Шрифт:
Испанцы в конце концов продолжают свой путь. Но не все возвращаются на родину. Часть наиболее опытных бойцов намерена продолжить борьбу против большевизма, не в последнюю очередь из-за того, что помнят горький опыт гражданской войны в Испании в 1936–1939 годах. Две испанские роты, 101-я и 102-я, формируются в составе войск СС и заканчивают свое существование в боях за рейхсканцелярию в Берлине в 1945 году. Лишь в апреле 1954 года 21 испанский солдат из этих рот вместе с другими 219 соотечественниками из «Голубой дивизии» возвращаются из советского плена домой в Испанию.
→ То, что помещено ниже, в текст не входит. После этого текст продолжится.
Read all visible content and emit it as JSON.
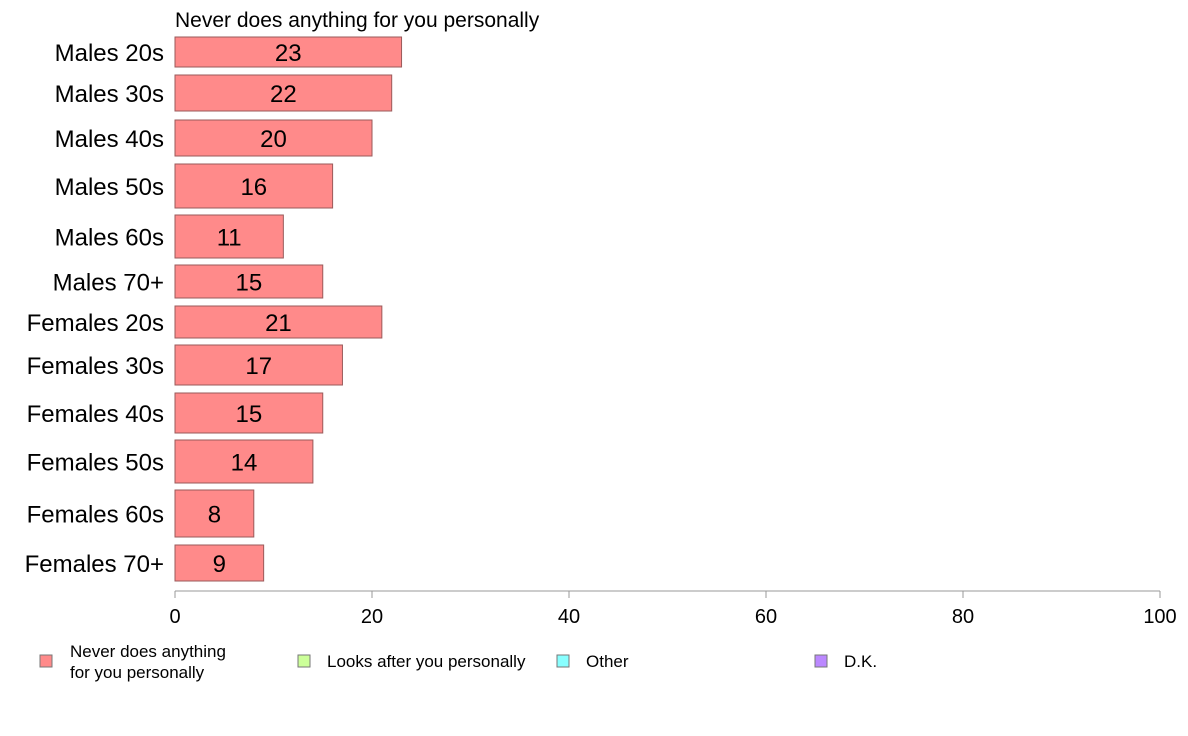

Русским пока не удается окружить 18-ю армию. Она прочно закрепляется на линии «Пантера». 16-я армия вынуждена также отступать под нажимом красного противника. Она сдает русским Старую Руссу, Холм, Дно и Порхов. В конце концов группа армий «Север» в полном составе отходит на линию «Пантера», которая несколько месяцев назад была кое-как подготовлена в качестве отсечного рубежа. Война перекидывается на побережье Балтики, приближая окружение группы армий «Север». Гитлер ведет речь о «крепости Курляндия», солдаты выражаются более метко, называя все это «Курляндским котлом». Они с пониманием воспринимают слова генерал-полковника Линдеманна, обратившегося к солдатам своей 18-й армии с призывом: «Наш девиз — „Ни шагу назад!“ Я требую от вас выполнения своего последнего долга… Мы стоим у порога нашей родины. Любой шаг назад ведет к началу войны в воздухе и на суше на территории самой Германии!»
Четырнадцатая глава
ВОЛХОВСКИЙ МАРШ, КРЫСЫ И ВЕЩМЕШОК
Сейчас четыре часа утра. Я лежу в корабельной койке и все еще не могу сомкнуть глаз. Я ощущаю дыхание корабля. Думаю о лете 1943 года и о тех местах, где с удовольствием ловил бы бабочек с Владимиром Набоковым. И я вижу себя юношей с карабином, в маскхалате, накомарнике и в резиновых сапогах. Несказанно довольным собой, любопытным и одновременно взволнованным, каким можно быть лишь в молодости.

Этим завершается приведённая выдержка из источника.